President Donald Trump reignited international controversy Wednesday by playing a misleading video and repeating discredited claims of a “white genocide” in South Africa during a tense Oval Office meeting with South African President Cyril Ramaphosa.
The confrontation began after Trump was asked what it would take to abandon his claims that white Afrikaners are being targeted for violence. Ramaphosa refuted the assertion, saying crime in South Africa affects all races and the majority of victims are Black.
Trump then played a four-minute video featuring inflammatory rhetoric and images purporting to show mass graves of white farmers — footage that has since been traced to misrepresented or unrelated events, including a tribute to a slain couple and footage from the Congo.

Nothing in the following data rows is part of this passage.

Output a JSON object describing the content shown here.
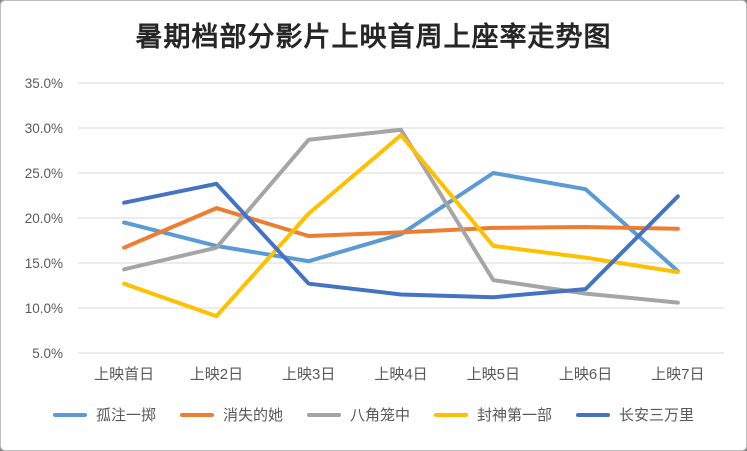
{
  "chart_data": {
    "type": "line",
    "title": "暑期档部分影片上映首周上座率走势图",
    "categories": [
      "上映首日",
      "上映2日",
      "上映3日",
      "上映4日",
      "上映5日",
      "上映6日",
      "上映7日"
    ],
    "series": [
      {
        "name": "孤注一掷",
        "color": "#5B9BD5",
        "values": [
          19.5,
          16.9,
          15.2,
          18.2,
          25.0,
          23.2,
          14.1
        ]
      },
      {
        "name": "消失的她",
        "color": "#ED7D31",
        "values": [
          16.7,
          21.1,
          18.0,
          18.4,
          18.9,
          19.0,
          18.8
        ]
      },
      {
        "name": "八角笼中",
        "color": "#A5A5A5",
        "values": [
          14.3,
          16.7,
          28.7,
          29.8,
          13.1,
          11.6,
          10.6
        ]
      },
      {
        "name": "封神第一部",
        "color": "#FFC000",
        "values": [
          12.7,
          9.1,
          20.5,
          29.2,
          16.9,
          15.6,
          14.0
        ]
      },
      {
        "name": "长安三万里",
        "color": "#4472C4",
        "values": [
          21.7,
          23.8,
          12.7,
          11.5,
          11.2,
          12.1,
          22.4
        ]
      }
    ],
    "y_axis": {
      "min": 5,
      "max": 35,
      "step": 5,
      "tick_labels": [
        "5.0%",
        "10.0%",
        "15.0%",
        "20.0%",
        "25.0%",
        "30.0%",
        "35.0%"
      ]
    },
    "grid": "horizontal",
    "legend_position": "bottom",
    "colors": {
      "gridline": "#D9D9D9",
      "axis_text": "#595959",
      "title_text": "#262626",
      "background": "#FFFFFF",
      "frame_border": "#BFBFBF"
    }
  }
}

Trump claimed the video depicted a stadium of “100,000 people” chanting anti-white slogans, calling it evidence of “very bad” conditions and land seizures. Ramaphosa and South Africa’s agriculture minister pushed back, noting that the individuals in the video were from fringe opposition parties and that no land seizures have occurred under the government’s land reform laws.
Fact-checkers found no evidence of mass killings or genocide targeting white South Africans. Violent crime in South Africa is widespread but not disproportionately aimed at whites. According to the New York Times, only 53 of 225 farm murder victims in recent years were white farmers.
Trump administration officials have used the claims to justify prioritizing white South African refugees, despite pausing protections for refugees from war-torn nations like Afghanistan. Critics, including journalists and South African officials, say the claims echo longstanding white nationalist conspiracy theories and distort the country’s complex history of apartheid and land inequality.